Tuesday, April 8, 2014

more from american hotel

the american dream still hooks me, even when i have abandoned the underlying nature of the same semblance of other dreams compiled from american romanticized imagery of european transience.  like that time i was in rome following a ragged cat, and decided to get on a train to civitavecchia to catch the ferry to sardinia. while in the waiting area for the ferry, a fat man with a bird in a cage sat next to me. he stunk the way fat men stink in the summer when they don't shower for awhile. i couldn't take it. so i got up and bought some french cigarettes and a pair of six euro sunglasses to replace the Persol's I bought in Rome two years prior but lost right before I got on the plane, and right before I was separated from my job at the firm back in new york. 
this trip would be different this time. this time i didn't need the nature of the american self to support an identity that i would rather have given up somewhere at JFK.  (funny, people in LA don't dream like this. they dream a western-pacific dream stuffed with an americana that feeds souls to the hungry kids in welfare and meth towns in southern illinois.) but this trip wasn't that different. i was still starved for a few moments to slip away and lay on the beach before shopping for something, then taking snapshots of the mediterranean that i could post to social media back home to prove i had abandoned the american dream. 

this worked less well when the pilots arrived fresh from hong kong, pure american blonde ignorance pouring through the ruddy face and flat blue eyes of my friend kyle's co-pilot. he overran the city with drunken midwestern rants and attempted seductions at too young italian girls. i wasn't him. but i couldn't escape the identity complex i tried to abandon.)

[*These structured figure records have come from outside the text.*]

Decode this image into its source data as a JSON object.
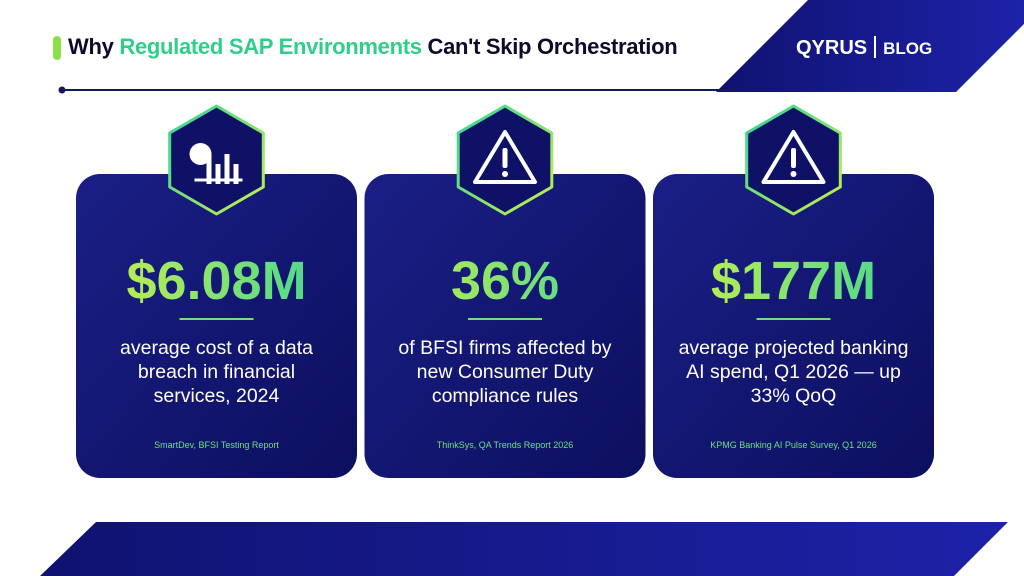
{
  "header": {
    "title": {
      "lead": "Why",
      "highlight": "Regulated SAP Environments",
      "tail": "Can't Skip Orchestration"
    },
    "brand": {
      "logo": "QYRUS",
      "section": "BLOG"
    }
  },
  "cards": [
    {
      "stat": "$6.08M",
      "description": "average cost of a data breach in financial services, 2024",
      "source": "SmartDev, BFSI Testing Report"
    },
    {
      "stat": "36%",
      "description": "of BFSI firms affected by new Consumer Duty compliance rules",
      "source": "ThinkSys, QA Trends Report 2026"
    },
    {
      "stat": "$177M",
      "description": "average projected banking AI spend, Q1 2026 — up 33% QoQ",
      "source": "KPMG Banking AI Pulse Survey, Q1 2026"
    }
  ]
}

i stopped in corsica too. for two days or so, no one i met spoke english. to the corsicans, my deep tan translated into italian (the only other blondes around were germans and dutch who can't tan and only burn). i got through on my choppy italian i picked up from lessons i stole off of an internet filesharing service.  in corte, at the mountain peak town on the island (a lost stretch of the alps),  i hiked up in the dry trails high above a stream and jerked off while staring at the peaks,  shedding off another layer of new york while feeling the rush of wind and burning sun, energized by the anticipation of being spotted by some hikers. afterwards, i got dressed, then hiked back down to the stream, took off my lululemon yoga shorts again, but this time just laid down in the cold water and spit.